Andrew Biggs, a resident scholar at the American Enterprise Institute, may not think there’s an impending retirement crisis, but the Government Accounting Office begs to differ.
In a rebuttal in The Hill, Charles Jeszeck, director of the GAO, and Frank Todisco, chief actuary of the GAO, argue that in his Dec. 10 opinion piece on retirement issues, Biggs criticized two GAO reports and asserted that there is no looming retirement crisis.
But Jeszeck and Todisco say they stand by their reports, one issued in 2015 on the potential retirement security of near retirees and the other issued in 2017 on the status of the nation’s retirement system, and say that further, Biggs’ “narrow focus of the opinion piece does not address the significant questions about the future of the U.S. retirement system.”
The 2015 report, (GAO-15-419), write the authors, “found that 41 percent of households nearing retirement (defined as those ages 55 through 64) had no retirement savings such as a 401(k) or IRA, although some had a traditional pension. In addition, it “found that 27 percent of households nearing retirement had neither retirement savings nor a pension.”
While Biggs questioned whether these “non-savers” are really doing poorly in retirement, the authors say, “our analysis found that their other financial resources were low.” For the 27 percent with no savings and no pension, the report says, median financial assets were $9,000 and median home equity was about $53,000. “We did find that median retirement savings for households in the top 20 percent of the income distribution was $371,000, and we recognize that some households may do well in retirement,” they explain.
However, in the 2017 report on the U.S. retirement system (GAO-18-111SP), the authors say, they “describe the complex challenges that millions of Americans face as they look to retirement” and say that “the critical question for the nation is whether the U.S. retirement system as a whole presents significant cause for concern.” In the 2017 report, they say, the answer is yes.
“Typical” and “average” retiree data estimates don’t provide an accurate look at how retirees are faring, with a broad range of retirement security concerns being experienced by different segments of the population. The way the retirement system in the country has changed over the last several decades, they point out, as well as economic and societal trends—among them the transition from traditional pension plans to 401(k)s—could make it a lot harder for retirees in the future than it has been in the past.
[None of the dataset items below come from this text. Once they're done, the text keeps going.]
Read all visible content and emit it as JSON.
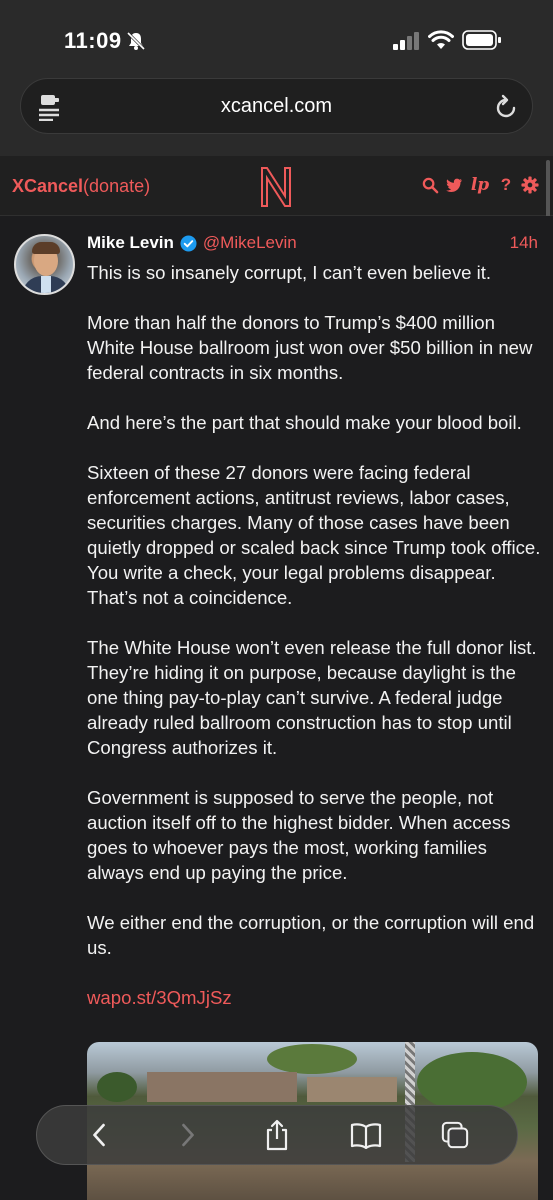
{
  "status_bar": {
    "time": "11:09",
    "icons": [
      "bell-slash-icon",
      "cellular-signal-icon",
      "wifi-icon",
      "battery-icon"
    ]
  },
  "browser": {
    "url": "xcancel.com",
    "icons": [
      "reader-mode-icon",
      "reload-icon"
    ]
  },
  "site_header": {
    "brand_name": "XCancel",
    "brand_suffix": "(donate)",
    "logo_letter": "N",
    "icons": [
      "search-icon",
      "twitter-bird-icon",
      "lp-icon",
      "help-icon",
      "settings-gear-icon"
    ],
    "lp_label": "lp",
    "help_label": "?",
    "accent_color": "#ef5a5a"
  },
  "tweet": {
    "display_name": "Mike Levin",
    "handle": "@MikeLevin",
    "time_ago": "14h",
    "verified": true,
    "paragraphs": [
      "This is so insanely corrupt, I can’t even believe it.",
      "More than half the donors to Trump’s $400 million White House ballroom just won over $50 billion in new federal contracts in six months.",
      "And here’s the part that should make your blood boil.",
      "Sixteen of these 27 donors were facing federal enforcement actions, antitrust reviews, labor cases, securities charges. Many of those cases have been quietly dropped or scaled back since Trump took office. You write a check, your legal problems disappear. That’s not a coincidence.",
      "The White House won’t even release the full donor list. They’re hiding it on purpose, because daylight is the one thing pay-to-play can’t survive. A federal judge already ruled ballroom construction has to stop until Congress authorizes it.",
      "Government is supposed to serve the people, not auction itself off to the highest bidder. When access goes to whoever pays the most, working families always end up paying the price.",
      "We either end the corruption, or the corruption will end us."
    ],
    "link": "wapo.st/3QmJjSz"
  },
  "toolbar": {
    "icons": [
      "back-icon",
      "forward-icon",
      "share-icon",
      "bookmarks-icon",
      "tabs-icon"
    ]
  }
}
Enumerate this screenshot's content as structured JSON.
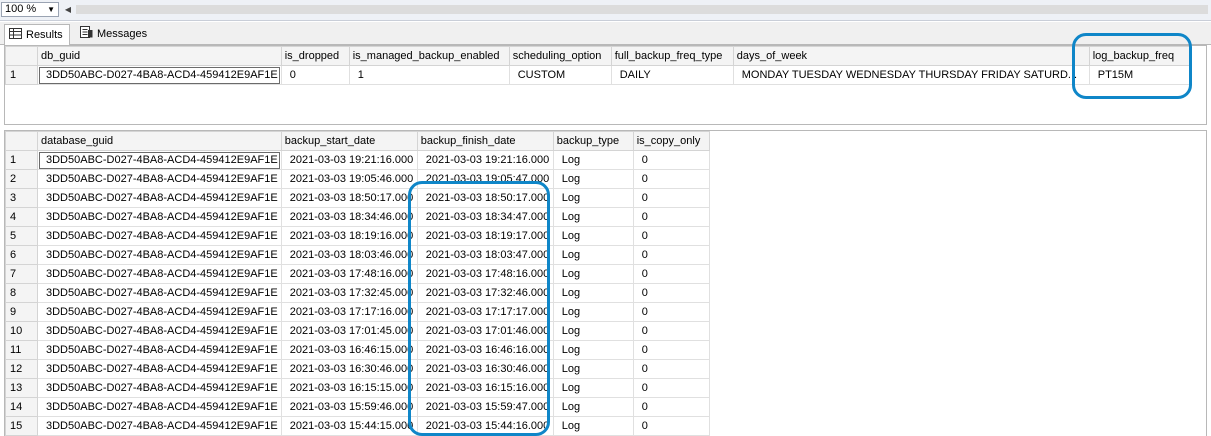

They add, “Other researchers—including ones Biggs cites—point out that findings about income of current retirees cannot be easily extrapolated into the future.” And among the problems facing retirees today are lack of access to retirement plans among employees of small firms, among workers in certain industries and among low-income workers. A decline in marriage rates also contributes to retirement insecurity, with single older adults experiencing a poverty rate triple that of married couples.
Many work longer to try to supplement retirement savings, and certain segments of the population are far more likely to experience poverty in retirement: specifically, women, who are twice as likely as men to be living in poverty in retirement, and elderly blacks and Hispanics, with recent poverty rates of 18 and 20 percent, respectively—more than double those of elderly whites.
Problems surrounding multiemployer defined benefit plans; the projected insolvency of the PBGC multiemployer fund; the pending exhaustion of the Social Security trust funds; the problems faced by some public pension plans; and the gaps left by traditional defined benefit pensions all point to a systemic problem with the country’s retirement system, especially since those who do have a 401(k) or other defined contribution plan make poor investment choices and poor decisions about saving, withdrawals and in fact whether to participate at all.
The current 401(k) system, they write, “is one likely to produce ‘winners’ and ‘losers not captured by data on aggregate retirement assets, by a focus on an ‘average’ retiree and even on certain distributional analyses.”
They conclude, “The bottom line: Fundamental changes to the U.S. retirement system over the last 40 years, coupled with societal and economic trends, have raised challenges to achieving a secure retirement. There is a need to develop thoughtful and effective policies to ensure that all Americans have the prospect of a secure retirement.”